If U.S. had fought COVID like Denmark did, hundreds of thousands of Americans would be alive | Opinion

COPENHAGEN, Denmark — Virtually nobody here wears a face mask on the street or inside shops and restaurants — a huge surprise. It’s almost as if the COVID-19 pandemic were a distant memory.

As soon as I left the Copenhagen airport and took a taxi to the city, the driver — who was not wearing a mask — told me that I didn’t need to wear one in Denmark. “It hasn’t been required for several months,” he said. When we entered the city, I noticed that, indeed, almost no one was wearing a mask.

In Denmark, 72% of the people have been fully vaccinated, as opposed to 51% in the United States, 31% in Argentina and 25% in Mexico. And by almost every standard, Denmark has done much better than the United States and most other countries in fighting the pandemic.

The cumulative number of COVID-19 deaths per million people in Denmark is of 442, compared with 1,904 in the United States, according to Oxford University’s Ourworldindata.org website.

In conversations with Danes from all walks of life, virtually all of them told me the same thing: Denmark has succeeded in its battle against COVID-19 because most of the population followed the advice of government officials and experts from the start.

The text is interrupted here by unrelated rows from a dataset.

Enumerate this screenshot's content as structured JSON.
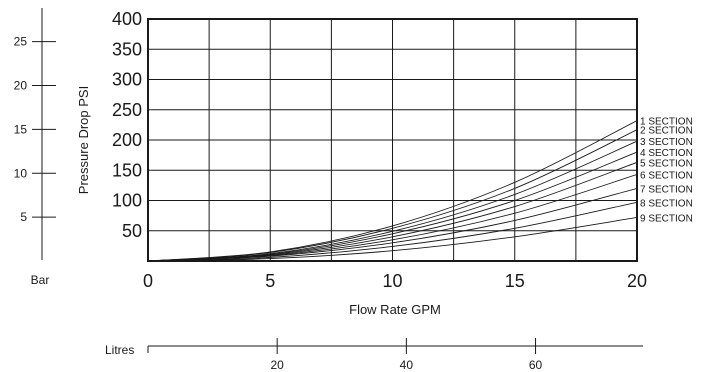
{
  "chart_data": {
    "type": "line",
    "xlabel": "Flow Rate GPM",
    "ylabel": "Pressure Drop PSI",
    "xlim": [
      0,
      20
    ],
    "ylim": [
      0,
      400
    ],
    "x_ticks": [
      0,
      5,
      10,
      15,
      20
    ],
    "y_ticks": [
      50,
      100,
      150,
      200,
      250,
      300,
      350,
      400
    ],
    "x_grid": [
      0,
      2.5,
      5,
      7.5,
      10,
      12.5,
      15,
      17.5,
      20
    ],
    "y_grid": [
      50,
      100,
      150,
      200,
      250,
      300,
      350,
      400
    ],
    "grid": true,
    "legend": "curve labels at right end",
    "bar_axis": {
      "label": "Bar",
      "ticks": [
        5,
        10,
        15,
        20,
        25
      ]
    },
    "litres_axis": {
      "label": "Litres",
      "ticks": [
        20,
        40,
        60
      ]
    },
    "series": [
      {
        "name": "1 SECTION",
        "x": [
          0,
          5,
          10,
          15,
          20
        ],
        "values": [
          0,
          15,
          58,
          130,
          232
        ]
      },
      {
        "name": "2 SECTION",
        "x": [
          0,
          5,
          10,
          15,
          20
        ],
        "values": [
          0,
          14,
          54,
          120,
          217
        ]
      },
      {
        "name": "3 SECTION",
        "x": [
          0,
          5,
          10,
          15,
          20
        ],
        "values": [
          0,
          12,
          49,
          110,
          198
        ]
      },
      {
        "name": "4 SECTION",
        "x": [
          0,
          5,
          10,
          15,
          20
        ],
        "values": [
          0,
          11,
          45,
          100,
          180
        ]
      },
      {
        "name": "5 SECTION",
        "x": [
          0,
          5,
          10,
          15,
          20
        ],
        "values": [
          0,
          10,
          40,
          90,
          163
        ]
      },
      {
        "name": "6 SECTION",
        "x": [
          0,
          5,
          10,
          15,
          20
        ],
        "values": [
          0,
          9,
          35,
          79,
          143
        ]
      },
      {
        "name": "7 SECTION",
        "x": [
          0,
          5,
          10,
          15,
          20
        ],
        "values": [
          0,
          8,
          30,
          67,
          120
        ]
      },
      {
        "name": "8 SECTION",
        "x": [
          0,
          5,
          10,
          15,
          20
        ],
        "values": [
          0,
          6,
          24,
          54,
          97
        ]
      },
      {
        "name": "9 SECTION",
        "x": [
          0,
          5,
          10,
          15,
          20
        ],
        "values": [
          0,
          4,
          17,
          40,
          72
        ]
      }
    ]
  }
}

In early 2020, when the government ordered a stringent lockdown, everybody complied. When the government asked people to get vaccinated, almost everyone did. Government officials say that most of those who didn’t get vaccinated were young people, who thought that COVID-19 posed no threat to them. Now, the government is launching a vaccination campaign in schools and colleges, aiming at a full vaccination rate of 90% of the population.

To enter the country, you need to show a negative COVID-19 test taken in the past 72 hours. Every time I went to a restaurant, I had to show proof of vaccination. But the government announced on Aug. 27 that this and all other domestic restrictions will expire on Sept. 10, because the pandemic is “under control.”

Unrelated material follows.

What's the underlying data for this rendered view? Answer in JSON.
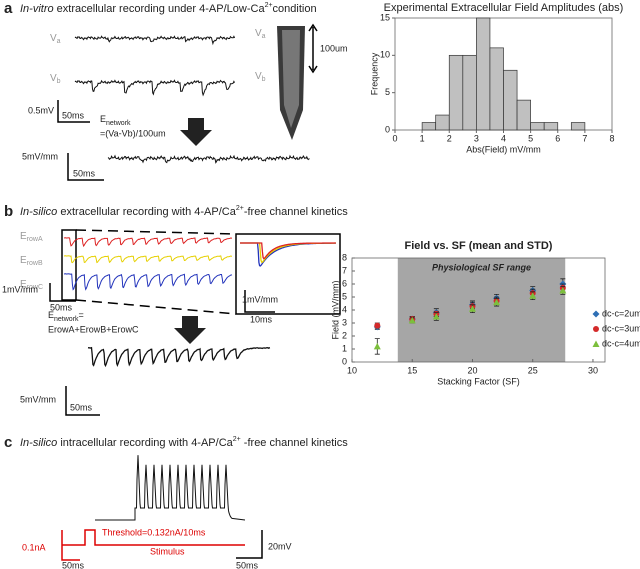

“We believe in authorities, we believe in experts,” Bertel Haarder, a member of Parliament and former education and culture minister, told me in an interview. “When experts tell us that we should get vaccinated, then the Danes have a tendency to get vaccinated.”

Gert Tinggaard Svendsen, a professor of comparative politics at Aarhus University and author of a book on trust, agrees.

“Here, people trust the government,” Svensen told me. “When the government told Danes that vaccines were good for you, people trusted the government.”

Compare this to the United States where, possible cultural differences aside, we had a president — Donald Trump — who, unlike Danish leaders, minimized the pandemic from the very start. In February 2020, when Danish officials announced they were about to order a national lockdown, Trump was saying that “It’s going to be just fine,” and “I’m not concerned at all.”

Worse, Trump didn’t set an example by wearing a mask in public, often mocked those who did and, at one point suggested that people should inject themselves with a disinfectant to fight COVID-19.

From then on, things in America only got worse. The Republican Party — with a few honorable exceptions — has abandoned common sense by following in Trump’s footsteps, fighting mask mandates and failing to actively campaign for mass vaccinations, hoping to hurt President Biden’s initially successful offensive against the virus.

That’s insane. It’s costing thousands of American lives — many more than those lost in Afghanistan, or any other war.

Let’s follow Denmark’s example. I’m not suggesting to put all our trust in our politicians, because we’ve had a bad experience with that. But we should follow what the consensus of the scientific community says: Get vaccinated, wear a mask, and keep your distance!